17. Gemeentelijke saneringsbijdrage 2008. Aanpassing en vaststelling. (31448) Sinds 1 januari 2005 betaalt de abonnee via zijn drinkwaterfactuur een integrale waterprijs waardoor de vroegere milieuheffing komt te vervallen. Via deze drinkwaterfactuur wordt zowel de bovengemeentelijke (gewestelijk niveau) als de gemeentelijke saneringsbijdrage aangerekend aan de abonnee. Onze drinkwatermaatschappij (TMVW) stelt voor om per 1 januari 2008 de gemeentelijke saneringsbijdrage opnieuw te actualiseren. Bij de bepaling van de gemeentelijke bijdrage werd een evenwicht gezocht tussen de financiële behoeften voortvloeiend uit de zoneringsplannen en de impact voor de gemiddelde klant. Voorstel: de gemeentelijke saneringsbijdrage, voor 2008 aan te passen en vast te stellen op 0,85 EUR excl. BTW/m³ en de maximumbijdrage op 28 035,- EUR exclusief BTW Financiële Dienst - Boekhouding 18. Budget voor het dienstjaar 2008. Vaststelling. (30736) Het budget 2008 werd aan alle gemeenteraadsleden overgemaakt. Het budget bestaat uit twee delen, een beleidsnota en een financiële nota. - de beleidsnota verwoordt het beleid dat de gemeente gedurende het boekjaar zal voeren en concretiseert de beleidsdoelstellingen. Ze omvat een toelichting omtrent de financiële toestand van de gemeente en vormt de aansluiting met de financiële nota.
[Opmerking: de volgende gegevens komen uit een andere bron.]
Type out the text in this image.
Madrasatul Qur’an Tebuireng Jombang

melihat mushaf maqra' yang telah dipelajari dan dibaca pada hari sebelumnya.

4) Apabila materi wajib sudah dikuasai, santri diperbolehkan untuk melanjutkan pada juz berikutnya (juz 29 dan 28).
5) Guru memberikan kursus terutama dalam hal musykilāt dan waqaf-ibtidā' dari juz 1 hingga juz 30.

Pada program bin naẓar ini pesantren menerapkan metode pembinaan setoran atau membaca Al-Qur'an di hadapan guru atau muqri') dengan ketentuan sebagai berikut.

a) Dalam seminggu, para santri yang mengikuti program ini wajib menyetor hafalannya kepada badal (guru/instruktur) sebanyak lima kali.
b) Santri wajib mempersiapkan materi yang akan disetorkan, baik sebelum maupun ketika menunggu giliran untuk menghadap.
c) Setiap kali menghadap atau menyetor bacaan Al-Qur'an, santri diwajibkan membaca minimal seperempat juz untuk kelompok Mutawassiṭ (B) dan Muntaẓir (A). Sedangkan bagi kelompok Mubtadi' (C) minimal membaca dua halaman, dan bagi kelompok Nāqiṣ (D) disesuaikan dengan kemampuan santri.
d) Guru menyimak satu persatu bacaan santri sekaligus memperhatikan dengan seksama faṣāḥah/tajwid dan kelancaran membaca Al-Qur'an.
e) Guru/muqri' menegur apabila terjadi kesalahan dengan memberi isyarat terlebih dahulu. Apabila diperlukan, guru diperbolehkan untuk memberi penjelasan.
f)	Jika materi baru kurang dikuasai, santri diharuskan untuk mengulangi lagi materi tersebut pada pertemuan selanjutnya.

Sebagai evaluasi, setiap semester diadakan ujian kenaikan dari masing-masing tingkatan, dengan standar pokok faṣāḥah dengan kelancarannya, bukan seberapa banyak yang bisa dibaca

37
Concreet moet de beleidsnota het antwoord bevatten op de volgende vragen: - Wat willen de beleidsmensen bereiken (doelstellingen)? - Wat gaat het bestuur daarvoor doen (actieplannen per doelstelling)? - Hoeveel gaat dat het bestuur kosten en opbrengen (raming van de uitgaven en ontvangsten per doelstelling)? - Hoe gaat het bestuur dat financieren (belastingen, subsidies, verkopen, leningen, )? - de financiële nota wordt momenteel nog ingevuld door de begroting zoals we ze tot nu toe kennen en geregeld is door de bepalingen van het algemeen reglement op de gemeentelijke comptabiliteit. De beleidsnota vervangt het verslag bij de begroting zoals dat was bepaald in het opgeheven artikel 96 van de Nieuwe Gemeentewet. Dit document vormt dus een aanvulling op de toelichtingen die reeds voor vele begrotingsartikels werden vermeld in het budget. Voorstel: vaststelling
Brandweer 19. Brandweer. Bijzonder Nood- en Interventieplan Carnaval 2008. Aanvaarding. (31389) Artikel 2 ter van de wet van 31 december 1963 betreffende de civiele bescherming bepaalt dat gemeentelijke rampenplannen door de gemeenteraad moeten worden aanvaard. Voor carnaval 2008 werd een Bijzonder Nood- en Interventieplan opgesteld. Dit BNIP wordt ter aanvaarding aan de gemeenteraad voorgelegd. Voorstel: aanvaarding.